子どもの未来のために知っておきたい『小さき声のカノン――選択する人々』『パパ、遺伝子組み換えってなぁに?』
最後に親子ではなく、親として子どものために見ておきたい映画として『小さき声のカノン――選択する人々』(3月7日よりシアター・イメージフォーラムにて公開)『パパ、遺伝子組み換えってなぁに?』(4月25日より渋谷アップリンクにて公開)に触れたい。この2つの作品は、子を持つ親として知っておきたいことが語られている。
『ミツバチの羽音と地球の回転』など“核”をめぐるドキュメンタリーを発表してきた鎌仲ひとみ監督による『小さき声のカノン――選択する人々』が焦点を当てるのは、原発事故が起きた福島とチェルノブイリ。今後、日本でも起こりうる被爆の影響を想定して、チェルノブイリ原発事故で多大な被害を受けたベラルーシで、その後、どんなことが住人の体に起きたのか、それに人々はどう対処していったかを丹念にリポートする。
方や福島でとりわけ注視をして伝えるのが、現地で生きるお母さんたちの声。

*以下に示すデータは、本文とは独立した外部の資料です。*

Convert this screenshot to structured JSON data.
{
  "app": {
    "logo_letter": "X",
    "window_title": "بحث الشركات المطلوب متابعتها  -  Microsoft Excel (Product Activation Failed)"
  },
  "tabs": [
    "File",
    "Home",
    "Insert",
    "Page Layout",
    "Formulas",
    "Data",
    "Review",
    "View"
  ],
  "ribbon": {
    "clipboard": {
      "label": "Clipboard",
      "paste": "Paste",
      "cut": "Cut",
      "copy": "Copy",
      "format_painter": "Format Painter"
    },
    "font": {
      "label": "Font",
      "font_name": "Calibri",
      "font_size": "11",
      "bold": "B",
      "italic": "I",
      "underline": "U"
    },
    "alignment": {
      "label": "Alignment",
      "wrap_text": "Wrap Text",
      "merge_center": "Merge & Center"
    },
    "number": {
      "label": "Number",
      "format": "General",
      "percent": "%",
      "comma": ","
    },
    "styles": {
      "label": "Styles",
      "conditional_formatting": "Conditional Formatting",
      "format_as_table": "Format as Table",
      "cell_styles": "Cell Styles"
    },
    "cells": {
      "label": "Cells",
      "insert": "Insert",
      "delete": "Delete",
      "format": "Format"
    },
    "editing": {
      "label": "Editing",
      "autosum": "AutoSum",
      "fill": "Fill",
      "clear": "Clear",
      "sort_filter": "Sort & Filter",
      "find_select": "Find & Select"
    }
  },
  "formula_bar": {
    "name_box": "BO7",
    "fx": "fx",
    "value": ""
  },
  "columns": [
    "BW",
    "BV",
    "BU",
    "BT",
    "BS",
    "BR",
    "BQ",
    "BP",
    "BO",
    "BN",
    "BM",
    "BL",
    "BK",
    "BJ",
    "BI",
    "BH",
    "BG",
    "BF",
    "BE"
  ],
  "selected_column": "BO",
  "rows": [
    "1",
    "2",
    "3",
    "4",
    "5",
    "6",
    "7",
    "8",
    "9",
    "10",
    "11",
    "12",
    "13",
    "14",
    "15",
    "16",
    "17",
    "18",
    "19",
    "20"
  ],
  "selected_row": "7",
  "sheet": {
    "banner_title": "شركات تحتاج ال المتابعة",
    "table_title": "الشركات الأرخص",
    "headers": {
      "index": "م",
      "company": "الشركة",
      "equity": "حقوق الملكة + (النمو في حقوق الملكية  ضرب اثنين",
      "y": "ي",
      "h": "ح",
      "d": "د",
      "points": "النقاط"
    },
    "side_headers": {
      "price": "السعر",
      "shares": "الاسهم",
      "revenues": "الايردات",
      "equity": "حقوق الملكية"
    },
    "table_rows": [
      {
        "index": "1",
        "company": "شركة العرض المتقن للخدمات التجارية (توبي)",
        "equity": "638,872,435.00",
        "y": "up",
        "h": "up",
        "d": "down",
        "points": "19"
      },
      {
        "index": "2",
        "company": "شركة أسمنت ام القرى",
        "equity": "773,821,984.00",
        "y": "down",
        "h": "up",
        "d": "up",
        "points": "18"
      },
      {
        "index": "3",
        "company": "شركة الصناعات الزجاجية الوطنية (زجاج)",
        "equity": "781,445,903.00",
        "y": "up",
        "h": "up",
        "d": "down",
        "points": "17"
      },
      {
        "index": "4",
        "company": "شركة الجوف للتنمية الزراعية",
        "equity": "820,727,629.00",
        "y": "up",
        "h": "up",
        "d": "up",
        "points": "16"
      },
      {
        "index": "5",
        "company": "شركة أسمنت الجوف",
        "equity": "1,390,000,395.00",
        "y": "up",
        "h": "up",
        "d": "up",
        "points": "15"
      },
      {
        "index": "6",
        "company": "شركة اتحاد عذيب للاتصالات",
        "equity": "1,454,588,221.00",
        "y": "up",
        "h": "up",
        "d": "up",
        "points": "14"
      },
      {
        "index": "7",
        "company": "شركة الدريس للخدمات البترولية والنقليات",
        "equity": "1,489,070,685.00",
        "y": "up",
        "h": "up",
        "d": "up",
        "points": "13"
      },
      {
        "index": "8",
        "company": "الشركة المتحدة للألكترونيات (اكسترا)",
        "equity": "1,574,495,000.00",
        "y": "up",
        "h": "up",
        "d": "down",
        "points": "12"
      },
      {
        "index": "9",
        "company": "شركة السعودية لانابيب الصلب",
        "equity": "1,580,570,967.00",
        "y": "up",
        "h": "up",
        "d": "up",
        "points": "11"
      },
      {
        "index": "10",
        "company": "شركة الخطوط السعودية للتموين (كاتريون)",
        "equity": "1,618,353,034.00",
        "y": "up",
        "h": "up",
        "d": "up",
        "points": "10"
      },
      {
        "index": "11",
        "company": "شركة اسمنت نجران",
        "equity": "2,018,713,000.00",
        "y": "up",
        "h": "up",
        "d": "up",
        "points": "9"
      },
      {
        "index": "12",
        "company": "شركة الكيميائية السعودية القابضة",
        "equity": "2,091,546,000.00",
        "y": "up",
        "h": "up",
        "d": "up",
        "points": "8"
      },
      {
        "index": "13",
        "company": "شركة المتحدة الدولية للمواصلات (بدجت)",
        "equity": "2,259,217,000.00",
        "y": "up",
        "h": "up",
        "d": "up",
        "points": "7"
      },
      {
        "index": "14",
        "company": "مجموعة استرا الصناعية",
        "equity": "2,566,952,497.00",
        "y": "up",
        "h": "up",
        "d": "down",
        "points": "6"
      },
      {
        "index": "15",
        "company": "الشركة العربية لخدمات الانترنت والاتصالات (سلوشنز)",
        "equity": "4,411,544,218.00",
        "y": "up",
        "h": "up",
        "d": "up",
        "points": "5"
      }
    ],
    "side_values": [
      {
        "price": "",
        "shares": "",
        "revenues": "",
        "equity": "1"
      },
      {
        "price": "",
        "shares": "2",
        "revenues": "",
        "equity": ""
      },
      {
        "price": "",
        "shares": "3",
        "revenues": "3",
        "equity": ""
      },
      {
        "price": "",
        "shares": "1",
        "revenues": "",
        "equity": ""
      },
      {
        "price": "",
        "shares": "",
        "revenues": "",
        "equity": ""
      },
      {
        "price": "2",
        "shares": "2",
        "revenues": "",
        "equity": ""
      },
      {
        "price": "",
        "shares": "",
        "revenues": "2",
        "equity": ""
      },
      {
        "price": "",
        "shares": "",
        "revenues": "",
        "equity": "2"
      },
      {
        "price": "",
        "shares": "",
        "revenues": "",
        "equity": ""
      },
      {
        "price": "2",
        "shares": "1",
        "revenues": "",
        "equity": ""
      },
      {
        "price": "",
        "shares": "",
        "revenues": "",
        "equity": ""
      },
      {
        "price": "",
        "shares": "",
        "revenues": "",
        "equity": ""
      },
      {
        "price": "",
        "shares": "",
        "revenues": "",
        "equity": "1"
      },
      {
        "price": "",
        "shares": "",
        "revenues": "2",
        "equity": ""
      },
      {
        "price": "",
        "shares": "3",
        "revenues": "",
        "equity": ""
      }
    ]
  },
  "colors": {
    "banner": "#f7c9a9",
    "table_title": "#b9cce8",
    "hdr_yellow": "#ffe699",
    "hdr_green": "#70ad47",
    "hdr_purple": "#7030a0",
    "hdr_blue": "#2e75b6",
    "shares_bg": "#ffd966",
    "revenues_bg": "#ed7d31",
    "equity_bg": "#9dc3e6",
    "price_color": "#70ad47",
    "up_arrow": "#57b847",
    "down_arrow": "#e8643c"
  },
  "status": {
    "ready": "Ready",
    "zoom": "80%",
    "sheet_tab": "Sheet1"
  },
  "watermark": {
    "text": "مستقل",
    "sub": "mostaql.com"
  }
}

黙っていてはすべてないものにされてしまう現状に、立ち上がるしかなかった彼女たちの声にならない声は重く受け止めなくてはならない。大手メディアでは伝えてくれない、いまの福島で生きる子をもつ親の本心がここには記されている。
一方、タイトルからも察しがつくように『パパ、遺伝子組み換えってなぁに?』は、いま日本でもひじょうに関心度の高い “食の安全”について警鐘を鳴らすドキュメント。3人の子の父となって“食”について考えるようになったジュレミー・セイファート監督が、アメリカでは表示義務さえないため、その存在自体が知られていない“遺伝子組み換え食品=GMO”について鋭く検証していく。
遺伝子組み換え食品をめぐる食産業の次々と明るみになる実態には唖然! 親としては頭の中に入れておきたい“食の安全”についての知っておきたい情報がここにはある。